Faced with either a legitimate need to relocate or the inability to realistically make the payments, many people choose to stick in their negative equity home way past the time they should have quit.

While I would not advise anyone to default on their mortgage just because the home value has dropped, I also would not advise someone to indefinitely postpone a needed move just because their home is underwater. (The “How you quit a negative equity home” is very important, but not the subject of this post).

In much the same manner as Godin advises business people to figure out if the path they are on is a dip, a cliff, or a cul-de-sec; if you feel stuck in a financial situation you need to calmly and strategically do the same.

Decide in advance when to quit.

The underwater homeowner who can no longer reasonably pay the mortgage may decide to commit “x” number of dollars of their savings toward keeping the mortgage paid while trying to land a better job or short sale the house. When the money is spent, it’s time to quit. Deciding in advance takes the emotion out of decision day and helps prevent quitting in a panic.

Will quitting now allow you to win later?

If a better job, life or family situation is on the other side of quitting, you may need to quit sooner than later. Carefully weigh the cost of sticking – waiting on the market to recover vs. quitting and starting new in a better place. The unknowns of the marketplace make this calculation very difficult but we do know that while you can make more money you cannot make more time.

Recognize the cliff

Be brutally honest with yourself. Put your what-if analysis on paper. Quantify it. Review it with someone you trust. If the path you are on leads to a financial cliff, its way past time to quit.

Remember, there is no prize for not quitting. People will not cheer your dogged determination if the end result is failure.

Bad Dog

Quick, you’re in a dark alley in an unfamiliar part of town. Which would you rather meet up with, five yapping Chihuahuas or one big, mean pit bull?

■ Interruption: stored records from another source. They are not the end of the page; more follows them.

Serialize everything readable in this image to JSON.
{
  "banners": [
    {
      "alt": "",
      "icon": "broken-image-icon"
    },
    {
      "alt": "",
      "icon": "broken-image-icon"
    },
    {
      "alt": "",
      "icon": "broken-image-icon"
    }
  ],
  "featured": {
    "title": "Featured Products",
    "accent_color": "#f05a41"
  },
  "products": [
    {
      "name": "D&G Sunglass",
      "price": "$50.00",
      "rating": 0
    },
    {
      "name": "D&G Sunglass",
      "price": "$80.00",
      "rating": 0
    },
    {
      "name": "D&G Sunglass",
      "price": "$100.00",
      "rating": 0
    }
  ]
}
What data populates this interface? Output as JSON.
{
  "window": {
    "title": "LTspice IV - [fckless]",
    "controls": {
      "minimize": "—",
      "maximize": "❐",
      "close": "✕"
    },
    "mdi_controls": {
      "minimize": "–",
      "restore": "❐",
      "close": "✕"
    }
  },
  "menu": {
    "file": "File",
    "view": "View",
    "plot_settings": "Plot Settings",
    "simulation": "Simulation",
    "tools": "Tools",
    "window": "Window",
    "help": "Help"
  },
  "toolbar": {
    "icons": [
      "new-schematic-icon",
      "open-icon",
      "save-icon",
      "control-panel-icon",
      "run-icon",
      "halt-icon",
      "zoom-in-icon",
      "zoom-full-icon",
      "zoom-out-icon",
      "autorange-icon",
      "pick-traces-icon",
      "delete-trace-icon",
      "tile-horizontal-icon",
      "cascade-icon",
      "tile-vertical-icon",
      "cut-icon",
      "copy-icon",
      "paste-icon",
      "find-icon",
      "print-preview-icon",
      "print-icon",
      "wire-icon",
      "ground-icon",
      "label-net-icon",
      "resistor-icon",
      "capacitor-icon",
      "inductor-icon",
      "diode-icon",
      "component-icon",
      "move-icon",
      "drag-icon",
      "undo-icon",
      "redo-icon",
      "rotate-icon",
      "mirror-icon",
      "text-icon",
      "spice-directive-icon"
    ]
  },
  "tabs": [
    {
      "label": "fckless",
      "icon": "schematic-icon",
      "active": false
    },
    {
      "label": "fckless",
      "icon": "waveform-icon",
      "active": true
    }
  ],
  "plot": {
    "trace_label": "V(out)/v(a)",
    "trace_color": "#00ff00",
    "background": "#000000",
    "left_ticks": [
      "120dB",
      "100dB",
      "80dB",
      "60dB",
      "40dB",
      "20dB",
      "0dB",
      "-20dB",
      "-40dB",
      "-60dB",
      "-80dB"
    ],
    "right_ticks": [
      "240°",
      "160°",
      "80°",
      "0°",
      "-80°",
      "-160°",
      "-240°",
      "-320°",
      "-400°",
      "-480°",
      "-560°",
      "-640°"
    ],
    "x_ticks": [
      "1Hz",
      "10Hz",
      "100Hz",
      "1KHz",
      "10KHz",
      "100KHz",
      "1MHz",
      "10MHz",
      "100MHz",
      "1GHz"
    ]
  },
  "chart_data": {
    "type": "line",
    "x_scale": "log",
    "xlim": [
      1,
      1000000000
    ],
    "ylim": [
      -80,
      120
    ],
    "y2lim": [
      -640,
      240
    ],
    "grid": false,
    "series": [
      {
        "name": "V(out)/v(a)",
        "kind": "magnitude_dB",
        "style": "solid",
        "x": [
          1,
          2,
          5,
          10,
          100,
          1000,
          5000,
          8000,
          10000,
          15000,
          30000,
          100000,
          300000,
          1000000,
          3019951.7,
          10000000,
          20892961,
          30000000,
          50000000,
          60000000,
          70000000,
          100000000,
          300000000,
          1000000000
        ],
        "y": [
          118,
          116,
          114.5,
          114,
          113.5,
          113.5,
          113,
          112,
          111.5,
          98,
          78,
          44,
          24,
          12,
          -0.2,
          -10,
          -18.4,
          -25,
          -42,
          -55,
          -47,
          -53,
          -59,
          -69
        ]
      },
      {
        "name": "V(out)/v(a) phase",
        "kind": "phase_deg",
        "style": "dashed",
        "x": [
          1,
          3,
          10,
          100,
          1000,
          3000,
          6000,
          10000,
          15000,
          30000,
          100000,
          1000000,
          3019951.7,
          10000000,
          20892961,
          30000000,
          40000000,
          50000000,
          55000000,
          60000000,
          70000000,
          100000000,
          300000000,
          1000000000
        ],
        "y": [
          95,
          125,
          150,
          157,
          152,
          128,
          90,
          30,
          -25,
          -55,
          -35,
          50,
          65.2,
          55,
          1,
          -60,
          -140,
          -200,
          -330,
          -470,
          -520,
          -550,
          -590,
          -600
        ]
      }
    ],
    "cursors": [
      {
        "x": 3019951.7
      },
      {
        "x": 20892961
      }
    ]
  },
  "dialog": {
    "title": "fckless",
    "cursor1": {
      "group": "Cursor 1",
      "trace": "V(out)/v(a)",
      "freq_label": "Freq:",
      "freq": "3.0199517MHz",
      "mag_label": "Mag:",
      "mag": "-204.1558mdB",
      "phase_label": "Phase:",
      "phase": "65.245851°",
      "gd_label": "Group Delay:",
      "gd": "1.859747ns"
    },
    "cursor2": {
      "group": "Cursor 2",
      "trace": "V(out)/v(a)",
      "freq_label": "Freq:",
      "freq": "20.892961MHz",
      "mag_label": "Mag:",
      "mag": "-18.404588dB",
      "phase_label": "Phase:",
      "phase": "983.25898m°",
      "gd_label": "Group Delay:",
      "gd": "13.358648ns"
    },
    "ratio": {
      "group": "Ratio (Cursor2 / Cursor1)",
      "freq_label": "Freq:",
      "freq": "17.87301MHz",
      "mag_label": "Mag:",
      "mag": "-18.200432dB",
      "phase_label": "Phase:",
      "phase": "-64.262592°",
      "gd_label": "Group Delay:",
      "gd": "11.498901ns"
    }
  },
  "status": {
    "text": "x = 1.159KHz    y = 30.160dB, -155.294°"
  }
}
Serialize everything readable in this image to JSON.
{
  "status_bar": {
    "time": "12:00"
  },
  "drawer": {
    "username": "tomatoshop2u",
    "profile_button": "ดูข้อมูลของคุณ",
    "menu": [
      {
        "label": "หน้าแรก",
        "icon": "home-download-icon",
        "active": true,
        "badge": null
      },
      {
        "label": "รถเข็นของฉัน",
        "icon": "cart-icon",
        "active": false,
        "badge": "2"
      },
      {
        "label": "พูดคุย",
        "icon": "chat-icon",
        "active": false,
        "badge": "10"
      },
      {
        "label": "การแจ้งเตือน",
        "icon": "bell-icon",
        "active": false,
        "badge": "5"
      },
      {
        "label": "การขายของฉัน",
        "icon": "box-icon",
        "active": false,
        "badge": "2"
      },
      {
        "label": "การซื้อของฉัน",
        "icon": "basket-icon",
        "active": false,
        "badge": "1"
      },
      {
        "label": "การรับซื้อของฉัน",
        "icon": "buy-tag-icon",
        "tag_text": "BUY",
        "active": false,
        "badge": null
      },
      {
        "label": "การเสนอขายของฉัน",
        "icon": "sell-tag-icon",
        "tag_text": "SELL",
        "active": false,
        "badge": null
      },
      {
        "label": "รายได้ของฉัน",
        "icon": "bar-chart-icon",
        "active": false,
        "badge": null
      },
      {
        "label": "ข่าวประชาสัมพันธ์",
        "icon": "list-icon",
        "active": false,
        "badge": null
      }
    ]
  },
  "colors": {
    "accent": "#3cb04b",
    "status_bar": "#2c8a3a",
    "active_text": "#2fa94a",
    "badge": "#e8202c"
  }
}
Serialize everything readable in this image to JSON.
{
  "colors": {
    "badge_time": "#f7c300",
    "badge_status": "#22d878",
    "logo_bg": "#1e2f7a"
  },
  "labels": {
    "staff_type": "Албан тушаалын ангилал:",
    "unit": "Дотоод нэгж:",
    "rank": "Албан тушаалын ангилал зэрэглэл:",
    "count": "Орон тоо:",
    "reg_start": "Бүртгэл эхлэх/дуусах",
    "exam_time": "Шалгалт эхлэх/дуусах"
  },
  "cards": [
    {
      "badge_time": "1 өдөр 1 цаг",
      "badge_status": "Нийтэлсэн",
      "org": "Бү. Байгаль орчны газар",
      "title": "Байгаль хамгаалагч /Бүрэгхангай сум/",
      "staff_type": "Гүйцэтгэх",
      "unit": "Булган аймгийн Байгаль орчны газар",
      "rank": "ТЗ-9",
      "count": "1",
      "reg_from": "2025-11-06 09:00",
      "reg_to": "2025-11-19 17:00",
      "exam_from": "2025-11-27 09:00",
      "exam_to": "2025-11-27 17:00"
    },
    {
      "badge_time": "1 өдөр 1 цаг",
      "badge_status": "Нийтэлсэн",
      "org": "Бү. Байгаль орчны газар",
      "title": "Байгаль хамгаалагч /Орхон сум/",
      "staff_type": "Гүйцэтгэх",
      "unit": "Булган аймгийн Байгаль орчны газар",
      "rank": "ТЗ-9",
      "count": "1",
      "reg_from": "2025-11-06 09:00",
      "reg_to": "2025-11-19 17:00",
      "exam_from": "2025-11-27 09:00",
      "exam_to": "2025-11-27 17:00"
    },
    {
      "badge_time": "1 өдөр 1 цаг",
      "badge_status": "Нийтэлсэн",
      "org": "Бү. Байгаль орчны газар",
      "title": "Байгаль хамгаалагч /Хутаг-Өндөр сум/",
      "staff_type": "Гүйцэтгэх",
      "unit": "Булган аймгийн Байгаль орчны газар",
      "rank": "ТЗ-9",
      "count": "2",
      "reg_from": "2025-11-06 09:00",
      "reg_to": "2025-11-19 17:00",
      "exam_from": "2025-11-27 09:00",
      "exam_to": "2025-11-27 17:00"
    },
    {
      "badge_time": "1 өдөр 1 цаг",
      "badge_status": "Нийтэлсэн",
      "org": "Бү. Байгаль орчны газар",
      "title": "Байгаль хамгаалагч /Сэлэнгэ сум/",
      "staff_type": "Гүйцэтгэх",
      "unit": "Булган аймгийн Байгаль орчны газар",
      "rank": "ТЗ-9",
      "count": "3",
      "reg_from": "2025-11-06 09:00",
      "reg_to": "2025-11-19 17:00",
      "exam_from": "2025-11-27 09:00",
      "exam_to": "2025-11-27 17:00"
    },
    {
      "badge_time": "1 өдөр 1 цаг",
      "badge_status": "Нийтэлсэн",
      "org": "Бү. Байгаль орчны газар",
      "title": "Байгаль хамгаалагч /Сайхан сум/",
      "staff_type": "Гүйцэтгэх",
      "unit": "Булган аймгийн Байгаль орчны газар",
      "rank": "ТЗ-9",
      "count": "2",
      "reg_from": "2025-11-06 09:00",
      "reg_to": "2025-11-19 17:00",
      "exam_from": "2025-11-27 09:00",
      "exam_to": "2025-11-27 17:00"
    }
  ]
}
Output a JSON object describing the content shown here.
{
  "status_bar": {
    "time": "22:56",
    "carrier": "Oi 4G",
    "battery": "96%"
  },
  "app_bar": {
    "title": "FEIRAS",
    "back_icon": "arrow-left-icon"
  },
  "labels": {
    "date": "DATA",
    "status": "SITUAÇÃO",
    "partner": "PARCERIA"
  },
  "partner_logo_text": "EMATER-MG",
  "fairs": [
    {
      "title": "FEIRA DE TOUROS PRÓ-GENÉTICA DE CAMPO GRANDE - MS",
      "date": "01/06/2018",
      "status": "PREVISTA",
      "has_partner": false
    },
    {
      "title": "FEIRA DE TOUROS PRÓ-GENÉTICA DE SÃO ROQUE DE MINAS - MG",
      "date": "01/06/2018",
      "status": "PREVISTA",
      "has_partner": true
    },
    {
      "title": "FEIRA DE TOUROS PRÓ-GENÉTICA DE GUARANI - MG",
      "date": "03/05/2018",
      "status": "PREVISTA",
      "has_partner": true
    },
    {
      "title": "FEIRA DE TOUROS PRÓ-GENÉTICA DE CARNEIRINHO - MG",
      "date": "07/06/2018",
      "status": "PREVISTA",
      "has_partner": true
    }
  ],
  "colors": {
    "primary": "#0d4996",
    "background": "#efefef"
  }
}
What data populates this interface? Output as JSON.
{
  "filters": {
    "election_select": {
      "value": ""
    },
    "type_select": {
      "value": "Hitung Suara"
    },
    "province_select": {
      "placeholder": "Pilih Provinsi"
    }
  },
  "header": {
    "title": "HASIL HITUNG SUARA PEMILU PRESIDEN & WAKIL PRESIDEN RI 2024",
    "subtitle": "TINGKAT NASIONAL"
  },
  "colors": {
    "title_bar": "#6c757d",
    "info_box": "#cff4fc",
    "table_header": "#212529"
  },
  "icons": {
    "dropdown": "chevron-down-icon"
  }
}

Me? I know I can deal with the yappers. They definitely can aggravate with their incessant barking and they might even nip; but they can’t eat me.

Welcome to debt consolidation. This is where you take all your little aggravating debts and create one big monster. You might even put the big vicious thing on steroids by consolidating all your debts into your home equity line.


This is what people do when they can’t stand to listen to the yappers one more second. If you’re here, unplug the phone and find a way to get a quiet moment to think.

You cannot borrow your way out of debt. No way, no how, it will not happen. If a consolidation lowers your monthly payment, it does it by stretching out the term. You will be in debt LONGER and it will cost you MORE- even if the interest rate is lower.

I have read many articles by so-called money experts that advise taking out a home equity loan to pay off credit card debt. YIKES! This advice is so bad I have to believe they are getting kickbacks from the credit card companies. Thankfully, these loans have become much harder to get. Can you think of anything more stupid than to risk your home for the shoes, TV, or dinners that you bought with your Visa?

If you are so sick and tired of carrying your debt; that the late-night TV promises of the debt consolidators are starting to sound tempting, what should you do?

1.       Know you are not alone. I can’t say it was smart to get into this position but at least you are in good company.

2.       STOP borrowing. Cut up the cards; freeze them in a block of ice; do NOT carry them in your wallet under any circumstances.

3.       Make a rational and reasonable plan to live on less than you make and start paying off the debt.

You knew all along that it would take discipline, commitment and hard work to get out of debt. It was only when you were tired and alone and ashamed that you wanted to believe the to0-good-to-be-true promises of the debt consolidators.